Since October 1990, Calum Fraser has worked in a studio within an enourmous disused and dilapidated tobacco company factory in Pantin, an East End suburb of Paris –its rundown architecture directly inspired four of his canvases, which treat themes of nudity and the atmospheric peculiarities of steam and water already touched on in works such as ‘Brimming Pool’ and ‘Drizzle’ of 1988.
The bizarre and violent Moscow circus world of Mikhail Bulgakov’s novel’The Master and Margarita’, meanwhile, sparked off the sequence of ideas of illusion and sleight of hand in Calum Fraser’s other latest paintings and supplied certain images such as the severed head and the pistol firing cat in the canvas “Moscow Variety Theatre”.
“I played with the idea of the stage, of real objects and artificial ones – illusion and playing games with reality are part of the painting. All the good figure paintings I can think of are like theatre sets – in Velazquez’s Las Meninas, for example, or The Surrender of Breda which looks like a painted backdrop complete with horse wheeled onto stage. Or the interiors of Vermeer which seem like rooms made of icing sugar”.

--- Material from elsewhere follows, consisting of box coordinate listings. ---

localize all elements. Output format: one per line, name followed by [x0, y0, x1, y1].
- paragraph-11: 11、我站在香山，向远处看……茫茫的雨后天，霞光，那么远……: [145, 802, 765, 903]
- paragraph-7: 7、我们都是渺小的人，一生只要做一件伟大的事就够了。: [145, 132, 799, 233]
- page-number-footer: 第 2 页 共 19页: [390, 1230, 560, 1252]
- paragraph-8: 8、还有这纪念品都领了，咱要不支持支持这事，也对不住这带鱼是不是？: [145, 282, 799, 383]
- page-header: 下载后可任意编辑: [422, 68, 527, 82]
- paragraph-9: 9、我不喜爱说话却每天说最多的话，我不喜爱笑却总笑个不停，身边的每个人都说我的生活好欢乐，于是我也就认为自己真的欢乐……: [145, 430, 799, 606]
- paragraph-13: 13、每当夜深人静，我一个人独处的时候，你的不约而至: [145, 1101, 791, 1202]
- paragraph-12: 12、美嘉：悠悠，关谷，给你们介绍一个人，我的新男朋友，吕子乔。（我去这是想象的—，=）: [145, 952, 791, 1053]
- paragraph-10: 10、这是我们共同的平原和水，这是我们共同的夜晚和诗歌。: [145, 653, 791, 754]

Calum Fraser’s theatrical figures, meanwhile, are as eerily fleshy as the weird, predatory nocturnal characters who haunt the smokily-lit bar room scenes of works such as ‘Golden Lads and Girls’ of 1988: the element of disguise and deception is trong once again, formally expressed in the use of stage costumes. The juxtaposition of naked flesh and material whether it be the coarse textiles of garments or metal and wood is as brutal and as disturbing as ever.

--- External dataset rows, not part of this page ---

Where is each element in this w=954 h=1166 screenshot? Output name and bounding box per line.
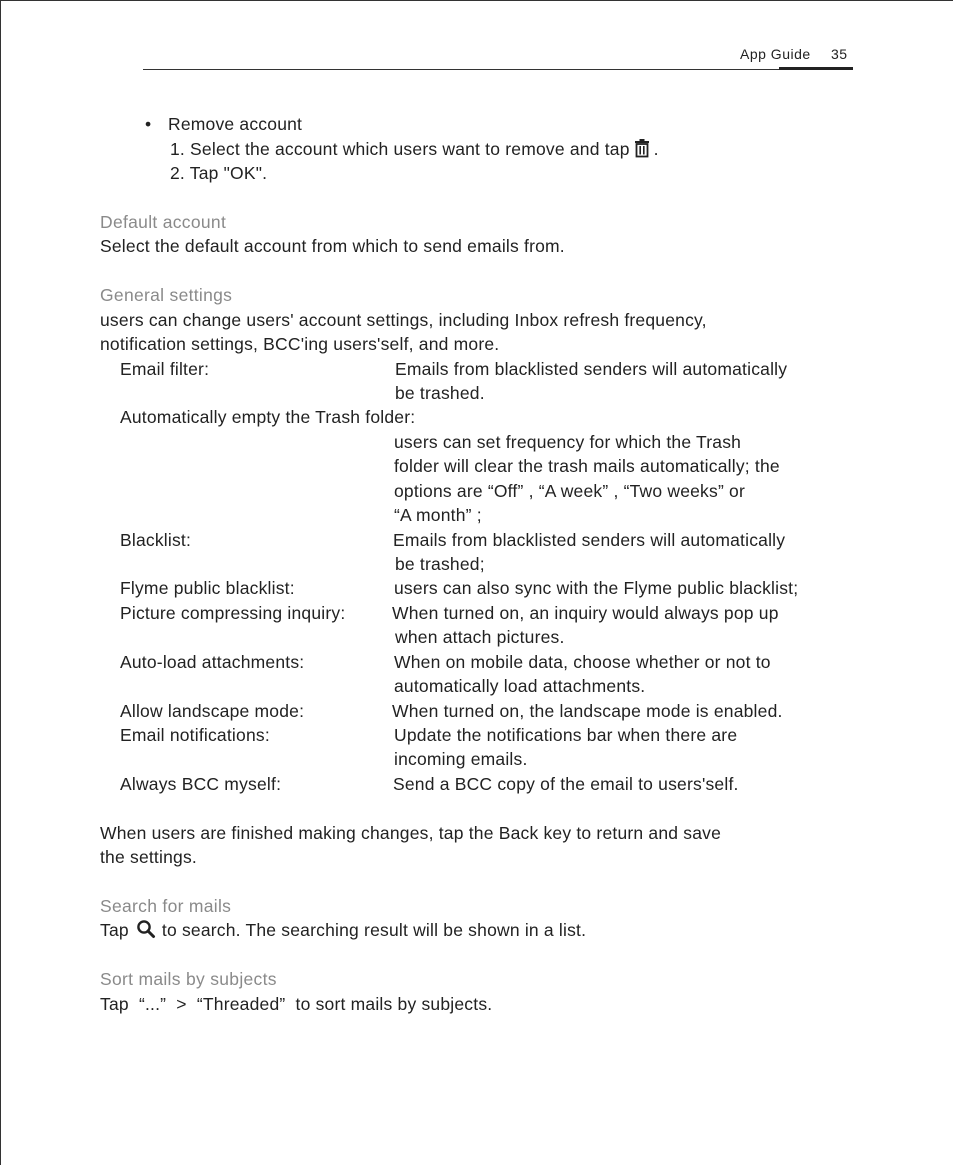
setting-label-landscape: Allow landscape mode: xyxy=(120,701,305,721)
general-settings-heading: General settings xyxy=(100,285,233,305)
setting-desc: be trashed. xyxy=(395,383,485,403)
step-1-text: 1. Select the account which users want to remove and tap xyxy=(170,139,630,159)
setting-desc: be trashed; xyxy=(395,554,485,574)
setting-desc: folder will clear the trash mails automatically; the xyxy=(394,456,780,476)
general-settings-intro-1: users can change users' account settings, including Inbox refresh frequency, xyxy=(100,310,707,330)
default-account-heading: Default account xyxy=(100,212,227,232)
setting-label-flyme-blacklist: Flyme public blacklist: xyxy=(120,578,295,598)
search-mails-body xyxy=(100,918,586,945)
search-suffix: to search. The searching result will be shown in a list. xyxy=(161,920,587,940)
header-rule xyxy=(143,69,853,70)
general-settings-outro-1: When users are finished making changes, tap the Back key to return and save xyxy=(100,823,722,843)
general-settings-intro-2: notification settings, BCC'ing users'self, and more. xyxy=(100,334,500,354)
remove-account-step-2: 2. Tap "OK". xyxy=(170,163,268,183)
trash-icon xyxy=(632,138,652,164)
setting-desc: When on mobile data, choose whether or not to xyxy=(394,652,771,672)
setting-label-notifications: Email notifications: xyxy=(120,725,270,745)
setting-label-email-filter: Email filter: xyxy=(120,359,210,379)
page-number: 35 xyxy=(831,46,848,62)
remove-account-step-1 xyxy=(170,137,659,164)
search-mails-heading: Search for mails xyxy=(100,896,232,916)
default-account-body: Select the default account from which to send emails from. xyxy=(100,236,565,256)
setting-desc: Emails from blacklisted senders will automatically xyxy=(395,359,788,379)
search-icon xyxy=(136,919,156,945)
bullet: • xyxy=(145,114,152,134)
setting-label-picture-compress: Picture compressing inquiry: xyxy=(120,603,346,623)
search-prefix: Tap xyxy=(100,920,129,940)
setting-desc: options are “Off” , “A week” , “Two weeks” or xyxy=(394,481,746,501)
header-accent-bar xyxy=(779,67,853,70)
sort-mails-heading: Sort mails by subjects xyxy=(100,969,277,989)
setting-desc: users can also sync with the Flyme public blacklist; xyxy=(394,578,799,598)
setting-label-bcc: Always BCC myself: xyxy=(120,774,282,794)
setting-desc: when attach pictures. xyxy=(395,627,565,647)
step-1-suffix: . xyxy=(653,139,659,159)
general-settings-outro-2: the settings. xyxy=(100,847,197,867)
remove-account-title: Remove account xyxy=(168,114,303,134)
setting-desc: Send a BCC copy of the email to users'self. xyxy=(393,774,739,794)
setting-desc: incoming emails. xyxy=(394,749,528,769)
setting-desc: Update the notifications bar when there are xyxy=(394,725,738,745)
header-section-title: App Guide xyxy=(740,46,811,62)
setting-desc: When turned on, an inquiry would always pop up xyxy=(392,603,779,623)
setting-desc: Emails from blacklisted senders will automatically xyxy=(393,530,786,550)
setting-label-auto-empty-trash: Automatically empty the Trash folder: xyxy=(120,407,416,427)
setting-label-auto-load: Auto-load attachments: xyxy=(120,652,305,672)
setting-desc: automatically load attachments. xyxy=(394,676,646,696)
setting-desc: When turned on, the landscape mode is enabled. xyxy=(392,701,783,721)
setting-desc: users can set frequency for which the Trash xyxy=(394,432,742,452)
setting-desc: “A month” ; xyxy=(394,505,482,525)
sort-mails-body: Tap “...” > “Threaded” to sort mails by subjects. xyxy=(100,994,493,1014)
setting-label-blacklist: Blacklist: xyxy=(120,530,192,550)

The light in Calum Fraser’s paintings is indirect, or misty, and almost always artificial – dazzingly so in some of the paintings of stage performance. His use of pigment occasionally takes on a lighter, airier touch, although he is still interested in a heavy application to create varieties of tone and texture: in the past Calum Fraser has used sand, sawdust, resin and even straw to thicken paint.
“Time is operating when you paint a picture, it’s one of the ingredients. Paint dries at different speeds so you can paint on top and get a certain drag and resistance. You have to know about the speed, then it’s a question of intuition… painting is a process and the works I admire most are the one in which you can see how the artist’s ideas have evolved”.
And time is of the essence in the creation of illusion.